Medal shared by community

By Kiri Gillespie


Fittingly, Tauranga man Perry Keyte would only accept his Queen's Service Medal if he could do so on behalf of the Welcome Bay community.

The 60-year-old was awarded the medal for services to the community - an honour he said "humbles you a bit".

The medal has yet to sit comfortably with Mr Keyte, who has been involved actively in his community for 25 years, helping form the Welcome Bay Community Centre.

"It's not actually an individual effort, things only happen because people get involved," he said.
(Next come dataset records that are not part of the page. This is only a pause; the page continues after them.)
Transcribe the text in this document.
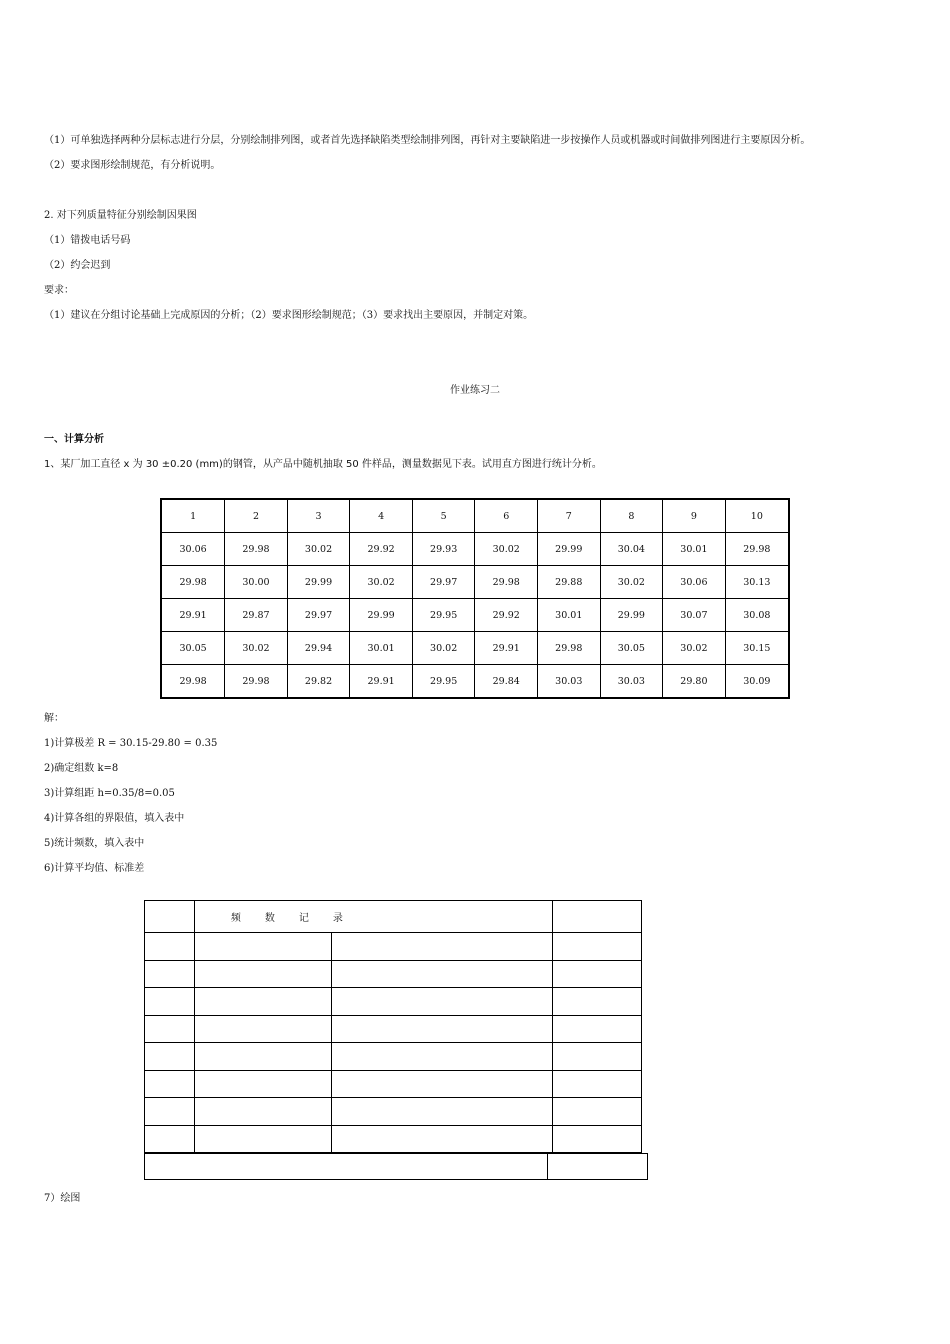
（1）可单独选择两种分层标志进行分层，分别绘制排列图，或者首先选择缺陷类型绘制排列图，再针对主要缺陷进一步按操作人员或机器或时间做排列图进行主要原因分析。
（2）要求图形绘制规范，有分析说明。
2. 对下列质量特征分别绘制因果图
（1）错拨电话号码
（2）约会迟到
要求：
（1）建议在分组讨论基础上完成原因的分析；（2）要求图形绘制规范；（3）要求找出主要原因，并制定对策。
作业练习二
一、计算分析
1、某厂加工直径 x 为 30 ±0.20 (mm)的钢管，从产品中随机抽取 50 件样品，测量数据见下表。试用直方图进行统计分析。
1	2	3	4	5	6	7	8	9	10
30.06	29.98	30.02	29.92	29.93	30.02	29.99	30.04	30.01	29.98
29.98	30.00	29.99	30.02	29.97	29.98	29.88	30.02	30.06	30.13
29.91	29.87	29.97	29.99	29.95	29.92	30.01	29.99	30.07	30.08
30.05	30.02	29.94	30.01	30.02	29.91	29.98	30.05	30.02	30.15
29.98	29.98	29.82	29.91	29.95	29.84	30.03	30.03	29.80	30.09
解：
1)计算极差 R = 30.15-29.80 = 0.35
2)确定组数 k=8
3)计算组距 h=0.35/8=0.05
4)计算各组的界限值，填入表中
5)统计频数，填入表中
6)计算平均值、标准差
	频数记录		

7）绘图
"It's actually a recognition of the community, people doing things in the community. It's the people around you. It's more acknowledging the work everybody has done."

In 2011, Mr Keyte was named a Bay of Plenty Times Community Gem and Kiwibank Local Hero.

His Christian faith helped motivate him to continue his work, along with seeing the rewards, he said.

"You have a heart for some of the younger ones.

"It's not an excuse but you can see why they go down the wrong paths. They just need love and care and guidance.

"I think when you start seeing those things ... what people pick up on is that positivity and they get involved."

In 2000, Mr Keyte initiated a Friday night youth activity programme at Welcome Bay Hall, which ran until 2006. The same year, in response to requests from the teens' parents, he helped establish the Welcome Bay Community Centre Incorporated Society, which runs the Welcome Bay Community Centre.

In 1985 Mr Keyte fell out of a tree and was paralysed from the chest down.

That same year he became more community-focused.

"It's just about caring for people. If you just care and support, that is probably half of it.

"A big percentage of people just want a listening ear."

Mr Keyte was also instrumental in helping raise money and awareness for the Spinal Cord Society of New Zealand.